A quelle ragazze, per esempio, avrei potuto dire che la gente che sta dietro una cattedra ha un ruolo fondamentale: alleva esseri umani, li educa, li giudica, li cresce. Una persona fa il primo superiore a 14 anni e il quinto a 19. Un insegnante delle scuole superiori, quindi, accoglie un bambino e fa uscire un adulto, e questo è un lavoro mica da poco e mica da scherzi. Avrei potuto allora dire che le loro insegnanti avevano rinunciato a quel lavoro. Si erano limitate a prendere atto della verità universale per cui ci sono persone che studiano meno e persone che studiano di più e avevano deciso di adeguarsi. Una aveva deciso di assegnare compiti facili a quelli che studiano meno e compiti difficili a quelli che studiano di più, rifugiandosi in una soluzione logicamente ineccepibile: attribuire un coefficiente di difficoltà correlato al coefficiente di impegno e intelligenza dell’alunno e ottimizzare così il risultato. L’altra era andata addirittura oltre la logica. Dava compiti uguali per tutti, li valutava sulla base dello stesso metro di giudizio ma alla fine dell’anno, magicamente, tutti i voti inferiori a 6 diventavano 6, e uno potrebbe legittimamente chiedersi cosa ne è dei voti che erano effettivamente 6. A quel punto avrei spiegato come queste soluzioni, così logicamente ineccepibili e così fascinosamente magiche, siano però delle soluzioni educativamente atroci dal momento che insegnano ai ragazzi che non si applicano a non applicarsi e ai ragazzi che si applicano che, beh, insomma, potrebbero anche applicarsi di meno. Detto questo, avrei probabilmente agitato l’indice e sottolineato come tutto ciò sia sbagliato non solo dal punto di vista educativo ma anche morale perché far capire a dei ragazzi che basta fare quello che si può (o che si vuole) per andare avanti significa, molto semplicemente, imbrogliarli. Imbrogliarli prima e lasciarli poi da soli a scoprire la verità, cioè che nella vita non sempre quello che si può (o che si vuole) è quello che ti viene richiesto o, peggio ancora, è sempre sufficiente di per sé. Avrei dunque concluso dicendo che quelle non sono delle grandi lezioni da ricevere a quattordici o diciassette anni e che, soprattutto, non sono delle grandi lezioni da impartire quando di anni ne hai un pochetto di più. Sì,  con questa stoccata avrei chiuso e solo allora sarei andato avanti a fare quello che si doveva fare.
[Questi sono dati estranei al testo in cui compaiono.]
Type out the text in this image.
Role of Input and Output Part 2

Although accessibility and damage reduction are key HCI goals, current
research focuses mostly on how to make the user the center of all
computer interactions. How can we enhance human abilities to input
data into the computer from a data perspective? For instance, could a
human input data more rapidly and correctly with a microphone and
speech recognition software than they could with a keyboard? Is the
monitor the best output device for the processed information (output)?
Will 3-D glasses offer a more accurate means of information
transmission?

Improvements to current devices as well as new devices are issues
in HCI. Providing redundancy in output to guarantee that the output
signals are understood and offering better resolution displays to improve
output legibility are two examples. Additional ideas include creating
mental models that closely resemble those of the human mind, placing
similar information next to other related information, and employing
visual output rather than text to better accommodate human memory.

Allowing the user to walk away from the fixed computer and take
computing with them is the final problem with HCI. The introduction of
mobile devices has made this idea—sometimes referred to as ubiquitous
O forse no. Perché, a pensarci bene, avrei potuto dire molto di più.
In un giorno di particolare loquacità, per esempio, avrei potuto dire che agli studenti basterebbe andare dieci minuti su Facebook per accorgersi di come molte persone che gli impartiscono lezioni di mestiere dovrebbero, in realtà, cambiare mestiere. Anzi, avrei potuto tirar fuori il mio smartphone e mostrare direttamente due o tre gruppi  in cui un sacco di insegnanti che dovrebbero spiegare il rispetto delle fonti e l’importanza del dubbio si rivelano invece talmente imbecilli o talmente arrabbiati (e le due cose spesso coincidono) da condividere e commentare notizie palesemente false tratte da siti palesemente fasulli. Scorrendo un po’ la cronologia, avrei poi potuto mostrare insegnanti così meschini e miserabili da organizzarsi con i loro colleghi per convincere i loro studenti – «anche dodici-quattordici a classe» – a non seguire la finale di Amici perché «ci va Renzi». Avrei potuto indicare insegnanti che ignorano l’abc della Costituzione, insegnanti che non riconoscono il valore della conversazione e anche insegnanti a cui di insegnare non gliene frega un beneamato cazzo e che dunque non vogliono nemmeno imparare a farlo perché vogliono  fare solo supplenze. Infine, dopo aver riposto lo smartphone in tasca,  avrei potuto sottolineare con ampi gesti della mano come tutti questi insegnanti – imbecilli, collerici, meschini, ignoranti –  siano anche abbastanza stupidi da fare tutto questo su Facebook, senza pensare che un loro qualsiasi studente potrebbe agevolmente assistere a tali scempi o, ancora più grave, senza pensare che questi siano scempi da nascondere.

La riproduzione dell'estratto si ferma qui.